The message Democrats should be sending is... you can vote however you like but if you even threaten to filibuster your own party on anything, it's time for you to stop calling yourself a Democrat and we will actively pursue your defeat. Of course that would require courage though, and that isn't exactly the MO of the Democratic Party. Capitulation and appeasement is much easier, but it sure isn't a winner's mentality.
(I miss Halter; Demo corporatists again backed the wrong horse.)
Make no mistake, I'm not out to defend Blanche Lincoln here. I place the blame for this whole fiasco squarely at her feet. She is a terrible candidate who ran from her own party, blasted not Halter but his supporters (unions and 'far-left' netroots) and then proceeded to act shocked when those supporters were disenfranchised and that the ideological right would not be swayed by a few votes against cloture while their party was busy rushing headlong into the extremity.
Meeting in the middle does not endear you to either party nor is it any kind of solution except when both positions are equidistant. The middle of 'lets pass any kind of health insurance reform at this point' and 'they're going to kill grandma!' is an ugly, textbook case of false equivocation that helps no one at all.

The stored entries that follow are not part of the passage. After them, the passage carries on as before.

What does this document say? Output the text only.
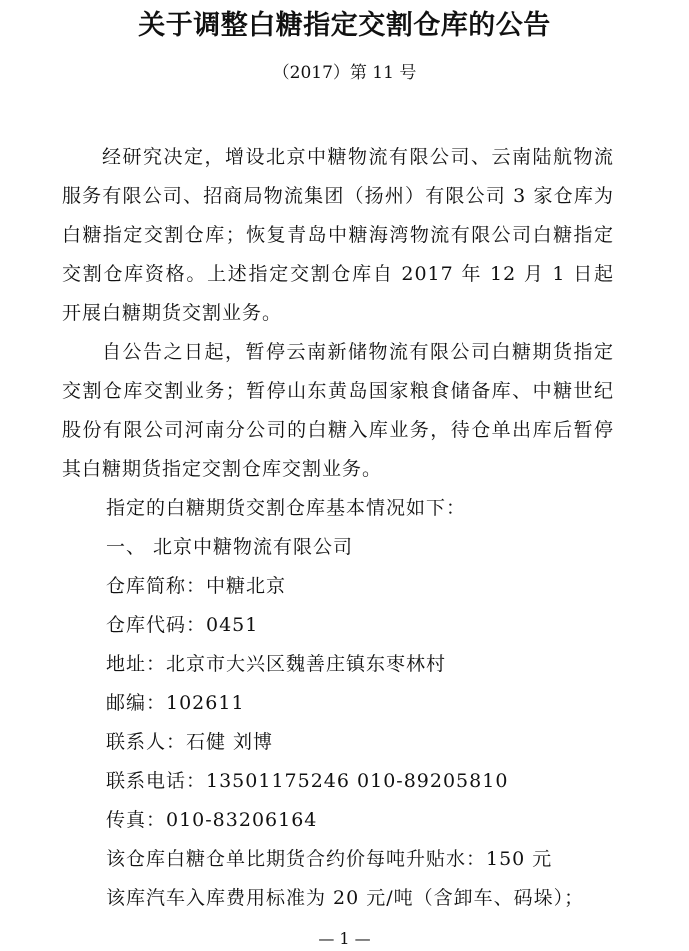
关于调整白糖指定交割仓库的公告
（2017）第 11 号

经研究决定，增设北京中糖物流有限公司、云南陆航物流服务有限公司、招商局物流集团（扬州）有限公司 3 家仓库为白糖指定交割仓库；恢复青岛中糖海湾物流有限公司白糖指定交割仓库资格。上述指定交割仓库自 2017 年 12 月 1 日起开展白糖期货交割业务。

自公告之日起，暂停云南新储物流有限公司白糖期货指定交割仓库交割业务；暂停山东黄岛国家粮食储备库、中糖世纪股份有限公司河南分公司的白糖入库业务，待仓单出库后暂停其白糖期货指定交割仓库交割业务。

指定的白糖期货交割仓库基本情况如下：

一、 北京中糖物流有限公司

仓库简称：中糖北京

仓库代码：0451

地址：北京市大兴区魏善庄镇东枣林村

邮编：102611

联系人：石健 刘博

联系电话：13501175246 010-89205810

传真：010-83206164

该仓库白糖仓单比期货合约价每吨升贴水：150 元

该库汽车入库费用标准为 20 元/吨（含卸车、码垛）；

— 1 —
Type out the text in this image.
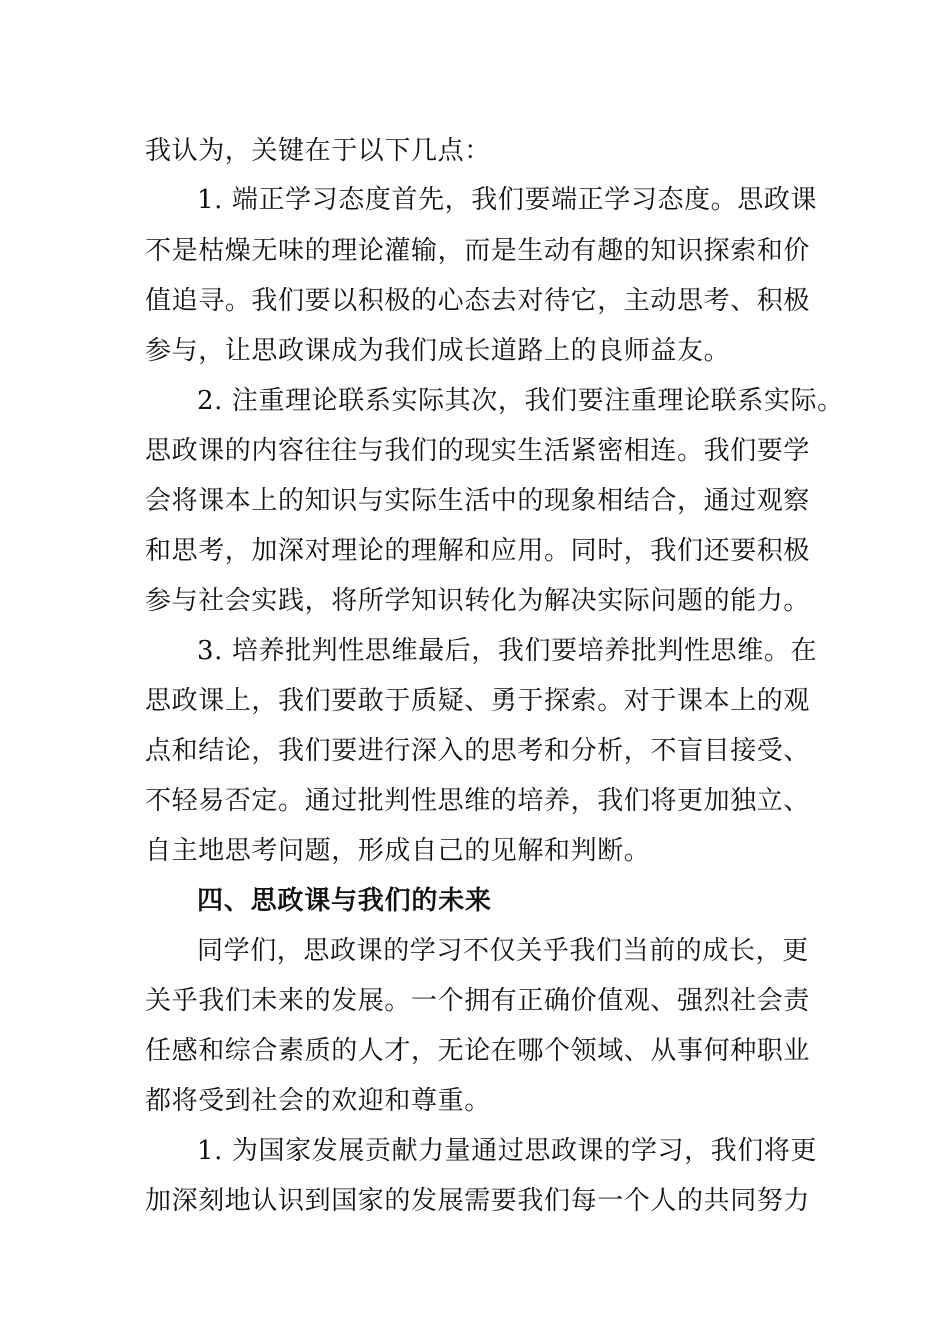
我认为，关键在于以下几点：
1. 端正学习态度首先，我们要端正学习态度。思政课
不是枯燥无味的理论灌输，而是生动有趣的知识探索和价
值追寻。我们要以积极的心态去对待它，主动思考、积极
参与，让思政课成为我们成长道路上的良师益友。
2. 注重理论联系实际其次，我们要注重理论联系实际。
思政课的内容往往与我们的现实生活紧密相连。我们要学
会将课本上的知识与实际生活中的现象相结合，通过观察
和思考，加深对理论的理解和应用。同时，我们还要积极
参与社会实践，将所学知识转化为解决实际问题的能力。
3. 培养批判性思维最后，我们要培养批判性思维。在
思政课上，我们要敢于质疑、勇于探索。对于课本上的观
点和结论，我们要进行深入的思考和分析，不盲目接受、
不轻易否定。通过批判性思维的培养，我们将更加独立、
自主地思考问题，形成自己的见解和判断。
四、思政课与我们的未来
同学们，思政课的学习不仅关乎我们当前的成长，更
关乎我们未来的发展。一个拥有正确价值观、强烈社会责
任感和综合素质的人才，无论在哪个领域、从事何种职业
都将受到社会的欢迎和尊重。
1. 为国家发展贡献力量通过思政课的学习，我们将更
加深刻地认识到国家的发展需要我们每一个人的共同努力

I agree that Lincoln has not so much blurred the line between 'moderate' and 'conservative' as flaunted it but the fact of the matter is she was the 60th vote for the stimulus, for health care, for financial reform, etc and the Democratic party is worse off with her gone. How do you think John Boozeman (R-) will vote on those things?
..yeah that was painful to type so please stop making me defend her.
The Dems message should not be Obama's "hope and change."
It should not even be Clinton's "The best economy is when the rich get richer and the poor get richer."
Kennedy's "Ask not........" would not work in today's greed generation.
No, the Dems message should be that of the very rich president who said he welcomed the white hot hatred of the economic royalists.
The Dems message should be FDR's New Deal.
Imagine today the economic shape this country would be in if there was no SEC, FDIC or unemployment insurance program.
All three born of the New Deal
Imagine if today we did not have the benfeit of the massive public reclaimation projects of that era; Hoover Dam, TVA, electrification of the rural south.
Imagine trying to do that stuff today.
It's worked for 80 years and has created for American's a standard of living the envy of the world. No WAY private enterprise alone would have provided such fortune to so many.
The New Deal now; the New Deal tomorrow; the New Deal forever.
THAT is a campaign slogan for a New America.
The rural state of Arkansas looks poised to oust the Chairman of the Agriculture Committee. Talk about shooting yourself in the foot....and all because she has a (D) by her name. Sometimes change is not good. This is one of those times. Blanche Lincoln should be the one staying in DC.
Even if you may not agree with her all the time, at least you know where her contributors come from and who they are. Something the republicans don't have to report. Who know Boozman could be owned by Russia or Indonesia. The voters and teabaggers will never know.
At least the (D) beside Lincoln's name stands for more than Democrat. It stands for Democracy, Decency, and Disclosure. Think about "red state" and teabaggers, you are having the biggest con run on you and you don't even know it.
Not a true Democrat.
Never again should the Democratic Party reward its own members for filibustering, or even threatening to filibuster, its own agenda!
I can't wait to watch her concession speech. Can't wait.
Support and vote for progressive democrats with everything you have.
Let the Republicrats down just like they let us down.